Mary J. Blige – A Mary Christmas

ChristmasR&B, Oktober 2013
Mit erstklassiger Musikalität und einem unbestreitbaren Respekt vor dem Material wird A MARY CHRISTMAS dennoch den Test der Zeit nicht bestehen. In MARY J. BLIGE aufgezeichnetem Vermächtnis fehlt der persönliche Stempel, der vergangene Weihnachtsalben von Künstlerinnen wie Stephanie Mills und Toni Braxton während der wechselnden Jahreszeiten so durch und durch angenehm gestaltete.

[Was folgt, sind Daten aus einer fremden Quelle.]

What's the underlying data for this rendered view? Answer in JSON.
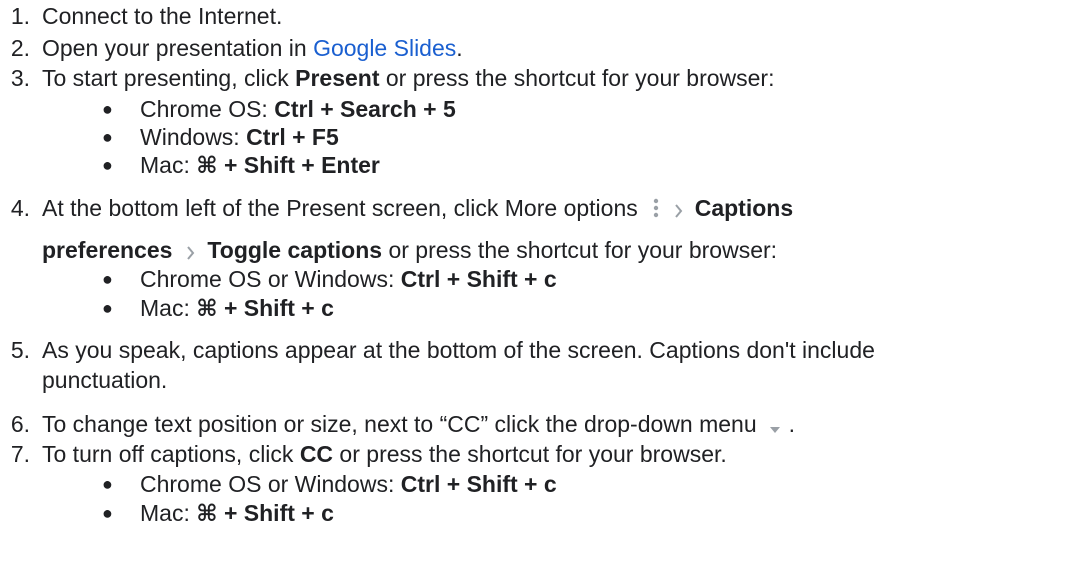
{
  "steps": [
    {
      "num": "1.",
      "text": "Connect to the Internet."
    },
    {
      "num": "2.",
      "pre": "Open your presentation in ",
      "link": "Google Slides",
      "post": "."
    },
    {
      "num": "3.",
      "pre": "To start presenting, click ",
      "bold": "Present",
      "post": " or press the shortcut for your browser:",
      "bullets": [
        {
          "label": "Chrome OS: ",
          "keys": "Ctrl + Search + 5"
        },
        {
          "label": "Windows: ",
          "keys": "Ctrl + F5"
        },
        {
          "label": "Mac: ",
          "keys": "⌘ + Shift + Enter"
        }
      ]
    },
    {
      "num": "4.",
      "pre": "At the bottom left of the Present screen, click More options",
      "bold1": "Captions",
      "bold2": "preferences",
      "bold3": "Toggle captions",
      "post": " or press the shortcut for your browser:",
      "bullets": [
        {
          "label": "Chrome OS or Windows: ",
          "keys": "Ctrl + Shift + c"
        },
        {
          "label": "Mac: ",
          "keys": "⌘ + Shift + c"
        }
      ]
    },
    {
      "num": "5.",
      "line1": "As you speak, captions appear at the bottom of the screen. Captions don't include",
      "line2": "punctuation."
    },
    {
      "num": "6.",
      "pre": "To change text position or size, next to “CC” click the drop-down menu",
      "post": "."
    },
    {
      "num": "7.",
      "pre": "To turn off captions, click ",
      "bold": "CC",
      "post": " or press the shortcut for your browser.",
      "bullets": [
        {
          "label": "Chrome OS or Windows: ",
          "keys": "Ctrl + Shift + c"
        },
        {
          "label": "Mac: ",
          "keys": "⌘ + Shift + c"
        }
      ]
    }
  ],
  "icons": {
    "more_options": "more-vert-icon",
    "chevron": "chevron-right-icon",
    "dropdown": "dropdown-arrow-icon"
  }
}
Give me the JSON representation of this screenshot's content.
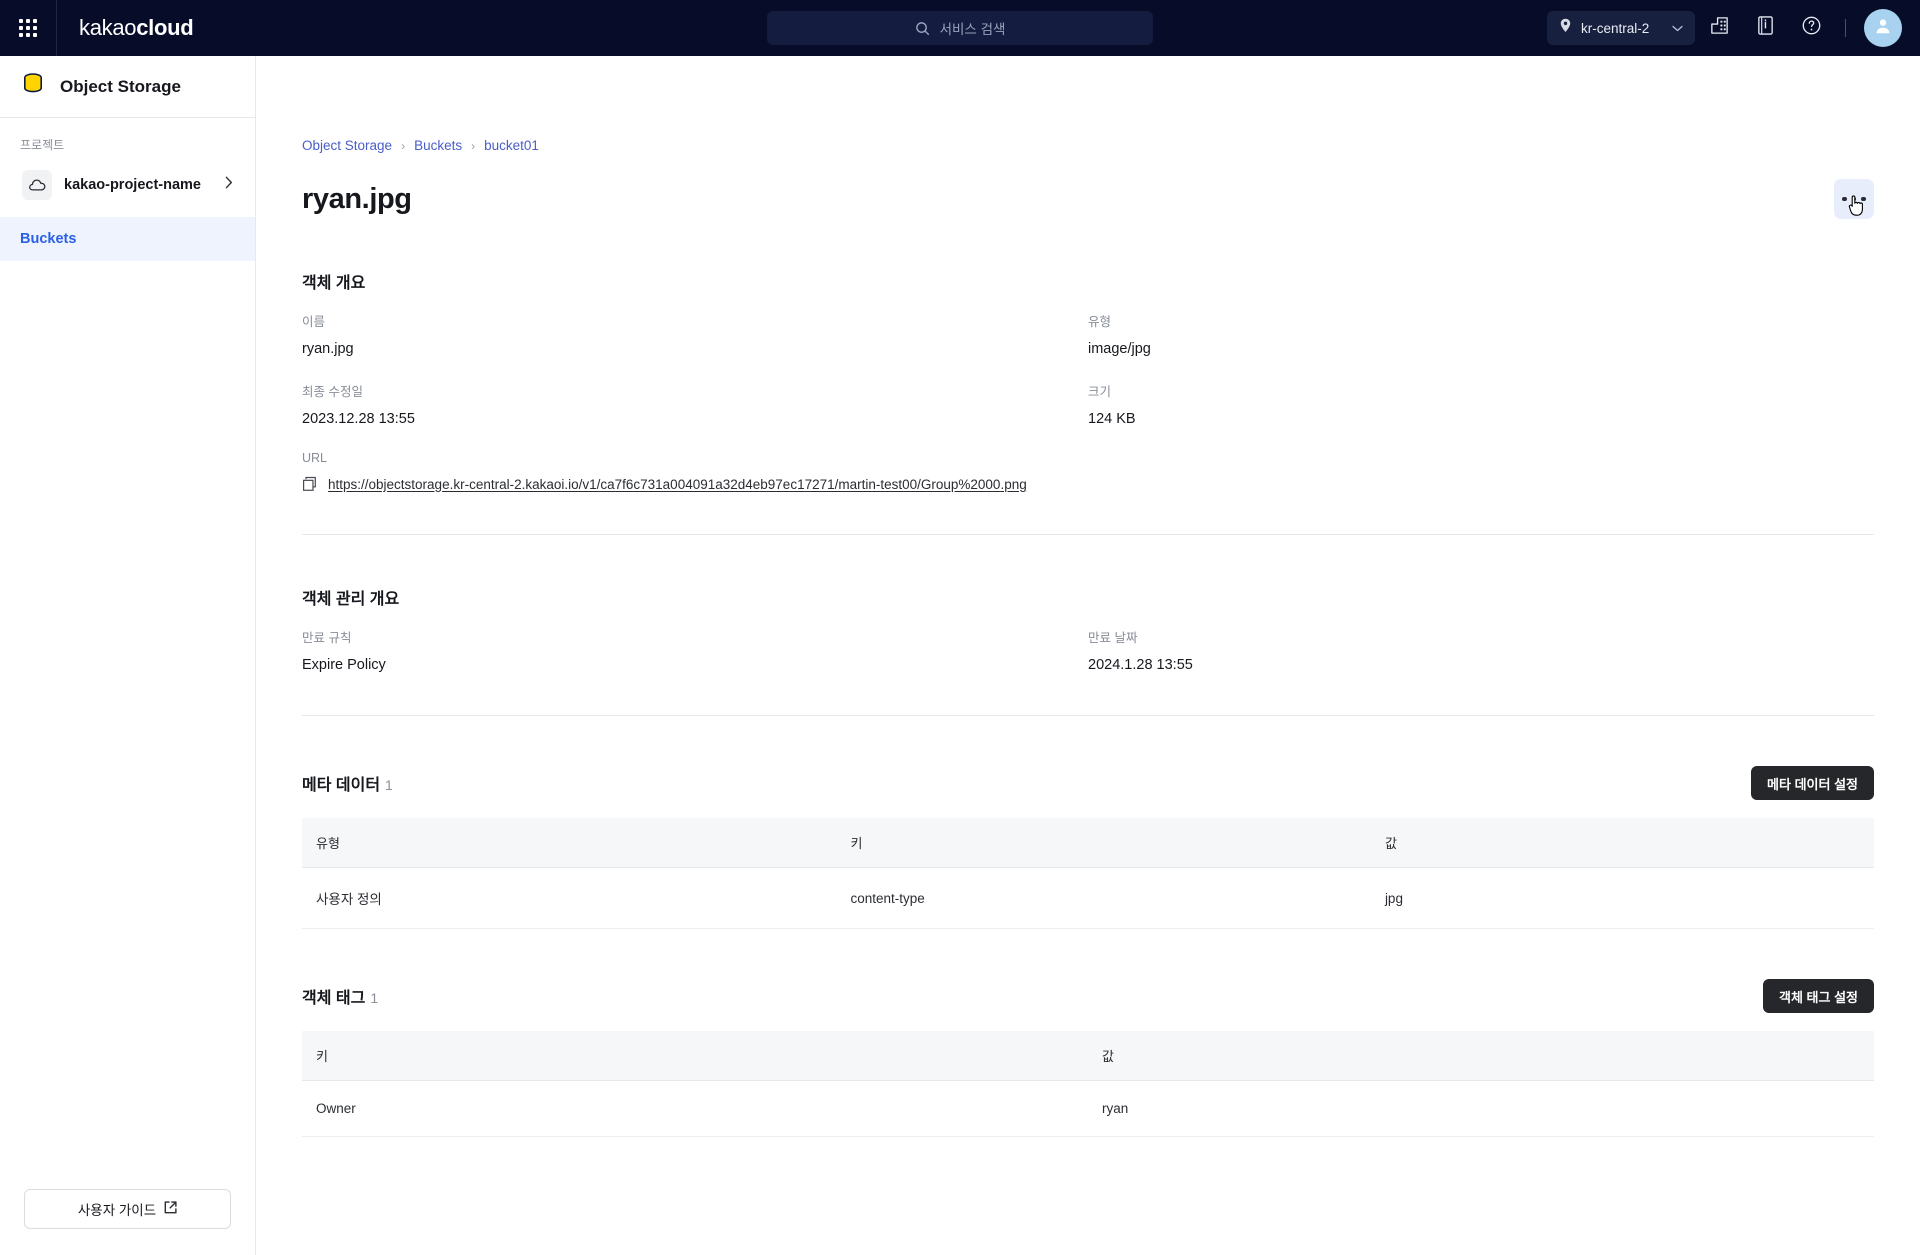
{
  "topbar": {
    "apps_icon": "grid-apps-icon",
    "brand_light": "kakao",
    "brand_bold": "cloud",
    "search_placeholder": "서비스 검색",
    "search_icon": "search-icon",
    "region": "kr-central-2",
    "region_icon": "location-pin-icon",
    "region_chevron": "chevron-down-icon",
    "org_icon": "organization-icon",
    "docs_icon": "document-info-icon",
    "help_icon": "help-circle-icon",
    "avatar_icon": "user-avatar-icon"
  },
  "sidebar": {
    "service_name": "Object Storage",
    "service_icon": "object-storage-database-icon",
    "project_label": "프로젝트",
    "project_name": "kakao-project-name",
    "project_icon": "cloud-icon",
    "project_arrow_icon": "chevron-right-icon",
    "nav": [
      {
        "label": "Buckets",
        "active": true
      }
    ],
    "guide_label": "사용자 가이드",
    "guide_icon": "external-link-icon"
  },
  "breadcrumb": [
    {
      "label": "Object Storage"
    },
    {
      "label": "Buckets"
    },
    {
      "label": "bucket01"
    }
  ],
  "page": {
    "title": "ryan.jpg",
    "kebab_icon": "more-options-icon"
  },
  "overview": {
    "title": "객체 개요",
    "fields": [
      {
        "label": "이름",
        "value": "ryan.jpg"
      },
      {
        "label": "유형",
        "value": "image/jpg"
      },
      {
        "label": "최종 수정일",
        "value": "2023.12.28 13:55"
      },
      {
        "label": "크기",
        "value": "124 KB"
      }
    ],
    "url_label": "URL",
    "url_value": "https://objectstorage.kr-central-2.kakaoi.io/v1/ca7f6c731a004091a32d4eb97ec17271/martin-test00/Group%2000.png",
    "copy_icon": "copy-icon"
  },
  "management": {
    "title": "객체 관리 개요",
    "fields": [
      {
        "label": "만료 규칙",
        "value": "Expire Policy"
      },
      {
        "label": "만료 날짜",
        "value": "2024.1.28 13:55"
      }
    ]
  },
  "metadata": {
    "title": "메타 데이터",
    "count": "1",
    "button": "메타 데이터 설정",
    "columns": [
      "유형",
      "키",
      "값"
    ],
    "rows": [
      {
        "type": "사용자 정의",
        "key": "content-type",
        "value": "jpg"
      }
    ]
  },
  "tags": {
    "title": "객체 태그",
    "count": "1",
    "button": "객체 태그 설정",
    "columns": [
      "키",
      "값"
    ],
    "rows": [
      {
        "key": "Owner",
        "value": "ryan"
      }
    ]
  },
  "colors": {
    "topbar_bg": "#070d28",
    "accent_blue": "#2a60e8",
    "link_blue": "#4a5ec8",
    "nav_active_bg": "#eef3fe",
    "dark_button": "#26272b",
    "avatar_bg": "#a8d2f0"
  }
}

Auch Mary J. Blige kommt nicht darum, in ihrer langen und erfolgreichen Karriere ein Weihnachtsalbum machen zu müssen. Und wie bei vielen ihrer Kolleginnen weicht auch „A Mary Christmas“ nicht von der X-Factor-Formel ab und übergießt uns mit festlichen Standards, matschigen Streichern und Chören. Dies hier ist aber dennoch Mary J. Blige, es wird mit Begeisterung und umwerfender Technik dargeboten und ist für diejenigen, die sich in den bittersüßen Untertönen der Wintersaison sonnen. Und wer könnte besser als Blige tief in die endlose Grube der Verzweiflung graben?

„A Mary Christmas“ ist ein unbestreitbar hörbares, aber leider zu sicheres Sammelsurium von Kaufhausstandards, kinderfreundlichen Showmelodien mit Glockenspiel-angereicherten Arrangements, um festlicher zu wirken, und dazu gibt es noch ein oder zwei Elfengeschenke. Sehr wenige Tracks liefern den emotionalen Höhepunkt, den wir sowohl von Blige als auch von Weihnachtsmusik im Allgemeinen erwarten; praktisch kein Song bietet auch nur den illegitimen Charme einiger von Mariah Carey’s fantasievolleren Zuckerstangenliedern.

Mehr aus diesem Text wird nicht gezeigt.